Researchers in the Bowen Lab at Northeastern University’s Marine Science Center are working to expand our understanding of salt marsh resilience to the threats of sea level rise. In recent work, former PhD student Ashley Bulseco, alongside Associate Professor Jennifer Bowen and colleagues, conducted research to better understand how salt marsh environments react to nutrient enrichment and resulting implications for carbon storage in the marsh. Salt marshes are an essential “blue carbon” system, helping to mitigate climate change by trapping significant amounts of carbon. Coastal salt marshes can store more than double the carbon compared to their similar terrestrial counterparts, but it is unclear how human activities are impacting this marsh superpower. Bowen explains that as anthropogenic activities “add nutrients to our coastal waters, those nutrients can have different effects on the sustainability of salt marshes, and it depends on what type of nutrient we’re adding and what the form of nutrient that is (i.e. nitrate, vs nitrite, vs nitrogen).”
This is not the first time nutrient enrichment studies have been conducted in salt marshes.
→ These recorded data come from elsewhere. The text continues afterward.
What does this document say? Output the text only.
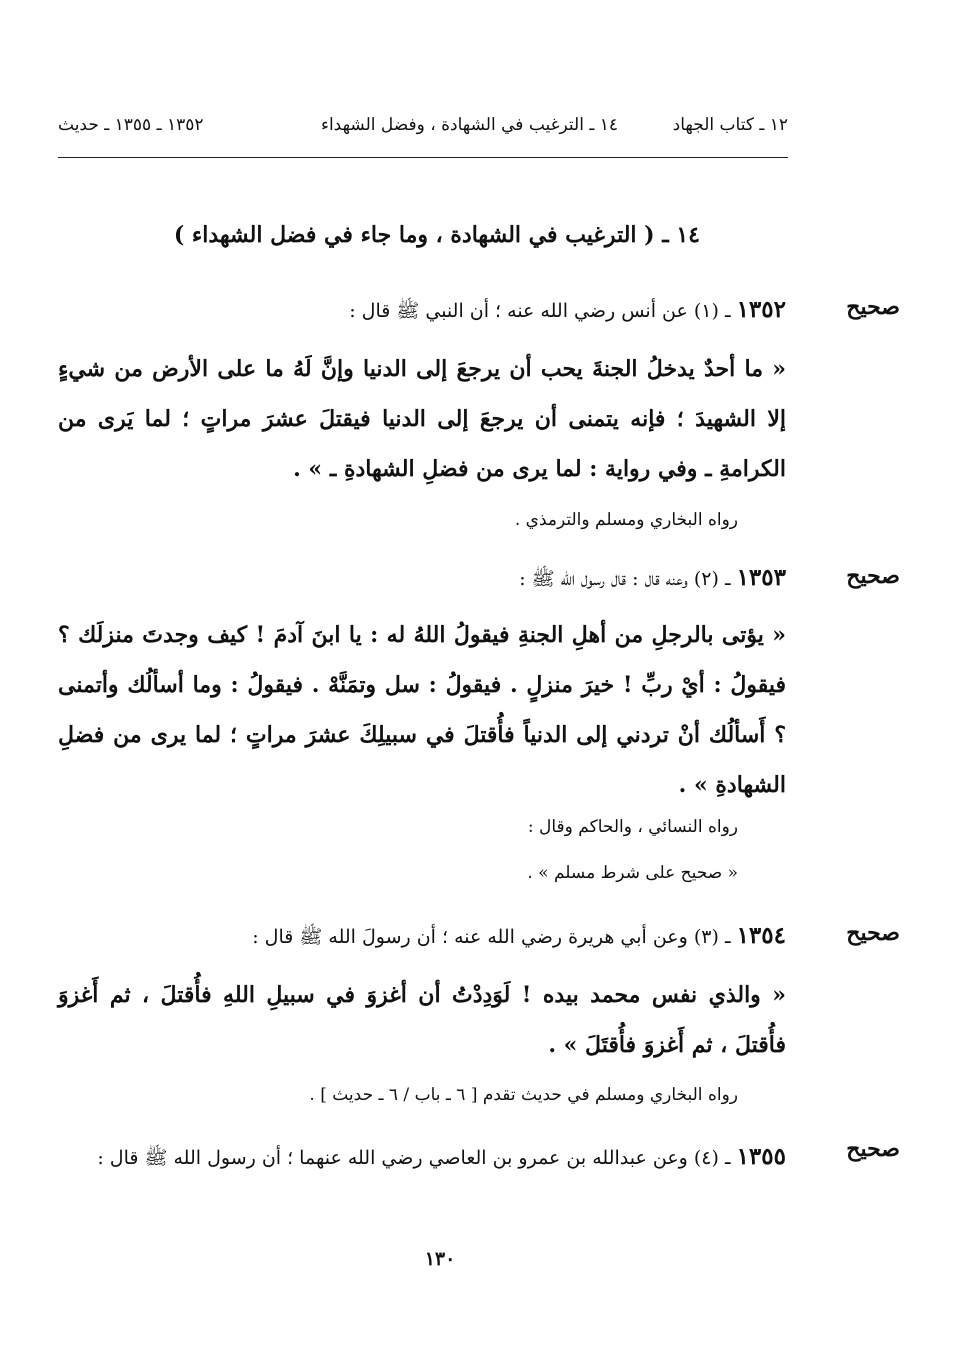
١٢ ـ كتاب الجهاد
١٤ ـ الترغيب في الشهادة ، وفضل الشهداء
١٣٥٢ ـ ١٣٥٥ ـ حديث
١٤ ـ ( الترغيب في الشهادة ، وما جاء في فضل الشهداء )
صحيح
١٣٥٢ ـ (١) عن أنس رضي الله عنه ؛ أن النبي ﷺ قال :
« ما أحدٌ يدخلُ الجنةَ يحب أن يرجعَ إلى الدنيا وإنَّ لَهُ ما على الأرض من شيءٍ إلا الشهيدَ ؛ فإنه يتمنى أن يرجعَ إلى الدنيا فيقتلَ عشرَ مراتٍ ؛ لما يَرى من الكرامةِ ـ وفي رواية : لما يرى من فضلِ الشهادةِ ـ » .
رواه البخاري ومسلم والترمذي .
صحيح
١٣٥٣ ـ (٢) وعنه قال : قال رسول الله ﷺ :
« يؤتى بالرجلِ من أهلِ الجنةِ فيقولُ اللهُ له : يا ابنَ آدمَ ! كيف وجدتَ منزلَك ؟ فيقولُ : أيْ ربِّ ! خيرَ منزلٍ . فيقولُ : سل وتمَنَّهْ . فيقولُ : وما أسألُك وأتمنى ؟ أَسألُك أنْ تردني إلى الدنياً فأُقتلَ في سبيلِكَ عشرَ مراتٍ ؛ لما يرى من فضلِ الشهادةِ » .
رواه النسائي ، والحاكم وقال :
« صحيح على شرط مسلم » .
صحيح
١٣٥٤ ـ (٣) وعن أبي هريرة رضي الله عنه ؛ أن رسولَ الله ﷺ قال :
« والذي نفس محمد بيده ! لَوَدِدْتُ أن أغزوَ في سبيلِ اللهِ فأُقتلَ ، ثم أَغزوَ فأُقتلَ ، ثم أَغزوَ فأُقتَلَ » .
رواه البخاري ومسلم في حديث تقدم [ ٦ ـ باب / ٦ ـ حديث ] .
صحيح
١٣٥٥ ـ (٤) وعن عبدالله بن عمرو بن العاصي رضي الله عنهما ؛ أن رسول الله ﷺ قال :
١٣٠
In 1971, Bowen’s graduate advisor started a salt marsh nutrient enrichment experiment in Cape Cod. Almost 50 years later, the team is still monitoring these plots, Satellite imaging illustrates that the vegetation is remarkably different in fertilized versus control plots. To build deeper understanding of the impacts of fertilization, the Bowen Lab is conducting studies that decipher the effects of different forms of nitrogen. While Bowen’s graduate advisor used nitrogen fertilizer, Bulseco and her team used nitrate specifically to enrich marsh sediment in laboratory experiments, and measured the resulting changes in metabolic activity, and genetic composition of the community of microbes living in the marsh mud.
In their recent study published in Global Change Biology, Bulseco and her colleagues set out to better understand the impact of nitrate enrichment, since nitrogen in coastal waters due to pollution and other factors presents itself primarily in the form of nitrate. There is disagreement in the field about whether nitrate is beneficial or detrimental to the marsh – increasing carbon storage capacity and disrupting marsh stability, or acting as a nutrient and stimulating production. Results of the study indicated that when nitrogen is added in the form of fertilizer, the plants take it up, grow, and thrive. However, nitrate is more available to microbes who get to it before the plants can, stimulating a shift in the microbial community and an increase of microbes responsible for decomposition.
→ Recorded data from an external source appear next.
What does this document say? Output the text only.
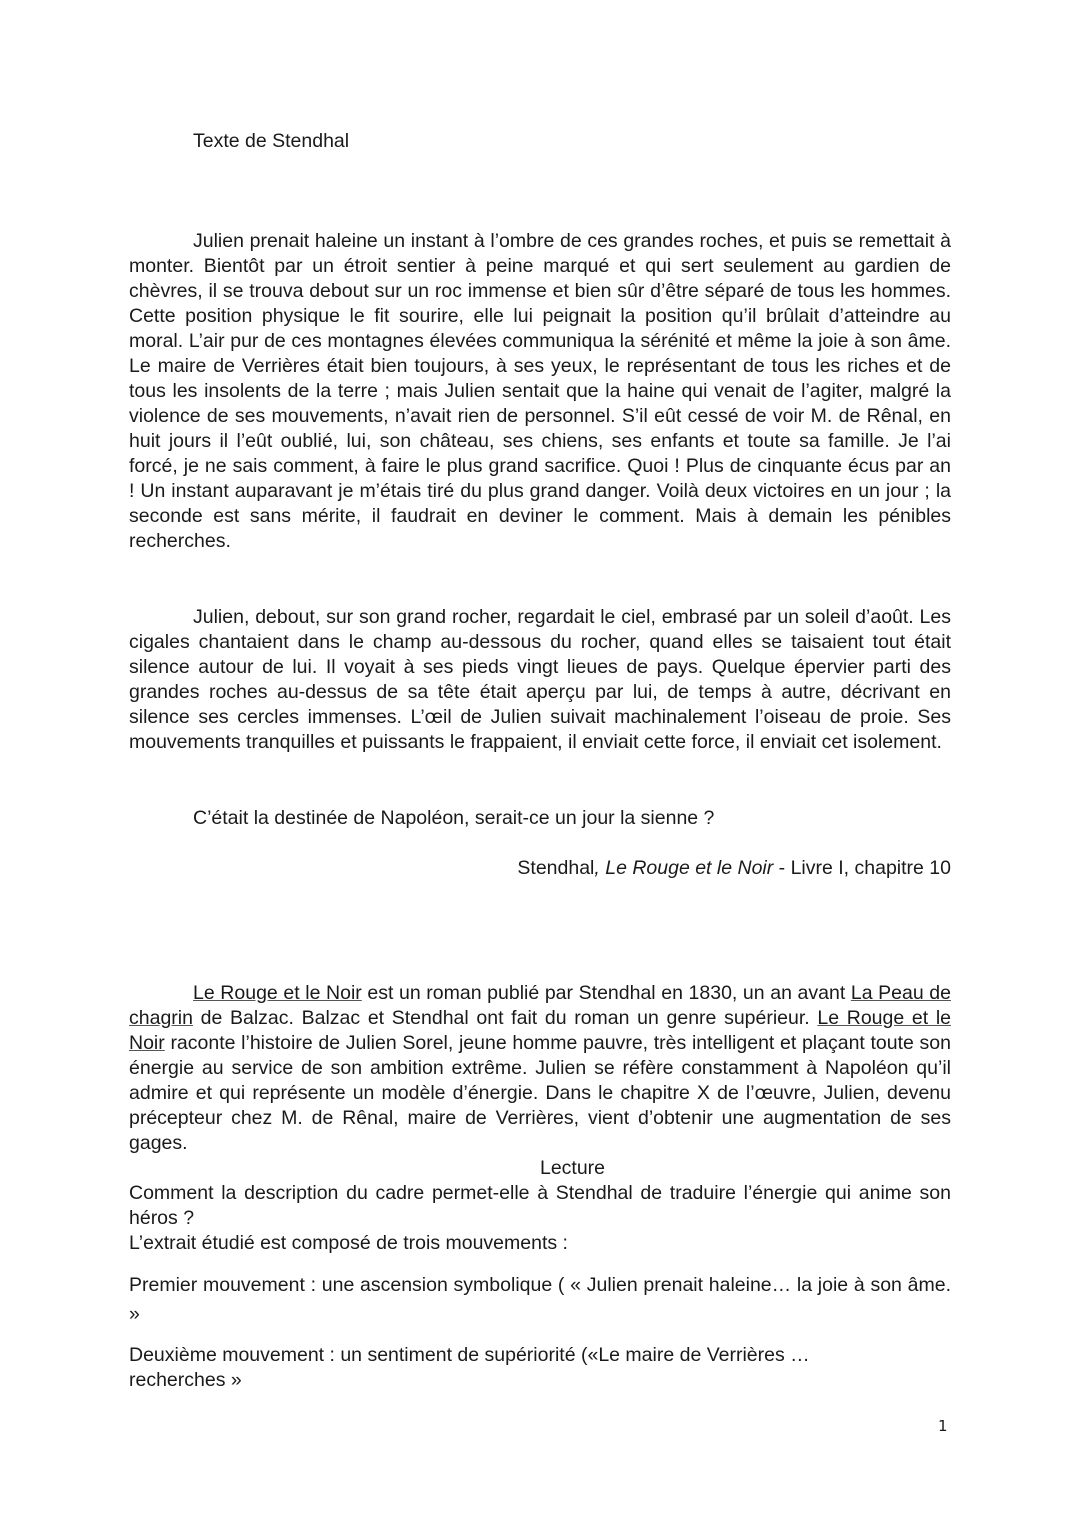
Texte de Stendhal

Julien prenait haleine un instant à l’ombre de ces grandes roches, et puis se remettait à monter. Bientôt par un étroit sentier à peine marqué et qui sert seulement au gardien de chèvres, il se trouva debout sur un roc immense et bien sûr d’être séparé de tous les hommes. Cette position physique le fit sourire, elle lui peignait la position qu’il brûlait d’atteindre au moral. L’air pur de ces montagnes élevées communiqua la sérénité et même la joie à son âme. Le maire de Verrières était bien toujours, à ses yeux, le représentant de tous les riches et de tous les insolents de la terre ; mais Julien sentait que la haine qui venait de l’agiter, malgré la violence de ses mouvements, n’avait rien de personnel. S’il eût cessé de voir M. de Rênal, en huit jours il l’eût oublié, lui, son château, ses chiens, ses enfants et toute sa famille. Je l’ai forcé, je ne sais comment, à faire le plus grand sacrifice. Quoi ! Plus de cinquante écus par an ! Un instant auparavant je m’étais tiré du plus grand danger. Voilà deux victoires en un jour ; la seconde est sans mérite, il faudrait en deviner le comment. Mais à demain les pénibles recherches.

Julien, debout, sur son grand rocher, regardait le ciel, embrasé par un soleil d’août. Les cigales chantaient dans le champ au-dessous du rocher, quand elles se taisaient tout était silence autour de lui. Il voyait à ses pieds vingt lieues de pays. Quelque épervier parti des grandes roches au-dessus de sa tête était aperçu par lui, de temps à autre, décrivant en silence ses cercles immenses. L’œil de Julien suivait machinalement l’oiseau de proie. Ses mouvements tranquilles et puissants le frappaient, il enviait cette force, il enviait cet isolement.

C’était la destinée de Napoléon, serait-ce un jour la sienne ?
Stendhal, Le Rouge et le Noir - Livre I, chapitre 10

Le Rouge et le Noir est un roman publié par Stendhal en 1830, un an avant La Peau de chagrin de Balzac. Balzac et Stendhal ont fait du roman un genre supérieur. Le Rouge et le Noir raconte l’histoire de Julien Sorel, jeune homme pauvre, très intelligent et plaçant toute son énergie au service de son ambition extrême. Julien se réfère constamment à Napoléon qu’il admire et qui représente un modèle d’énergie. Dans le chapitre X de l’œuvre, Julien, devenu précepteur chez M. de Rênal, maire de Verrières, vient d’obtenir une augmentation de ses gages.

Lecture

Comment la description du cadre permet-elle à Stendhal de traduire l’énergie qui anime son héros ?

L’extrait étudié est composé de trois mouvements :

Premier mouvement : une ascension symbolique ( « Julien prenait haleine… la joie à son âme. »

Deuxième mouvement : un sentiment de supériorité («Le maire de Verrières … recherches »

1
A second publication led by Bulseco, in the journal Limnology and Oceanography, examined how nitrate addition across depths impacts microbial metabolism, and found that regardless of depth, nitrate enhances microbial respiration, with implications for the important role of carbon and nutrient cycling in the marsh.
What’s next in this research? The Bowen lab would like to take this experiment out into the field using a marsh organ, which will help the researchers monitor how interactions between nutrient enrichment and rising sea levels impact marsh carbon storage.
Given the essential ecosystem services provided by salt marshes, particularly their potential for carbon storage and natural nutrient filtration, these studies provide key information that will assist scientists and resource managers prepare for potential impacts of climate change.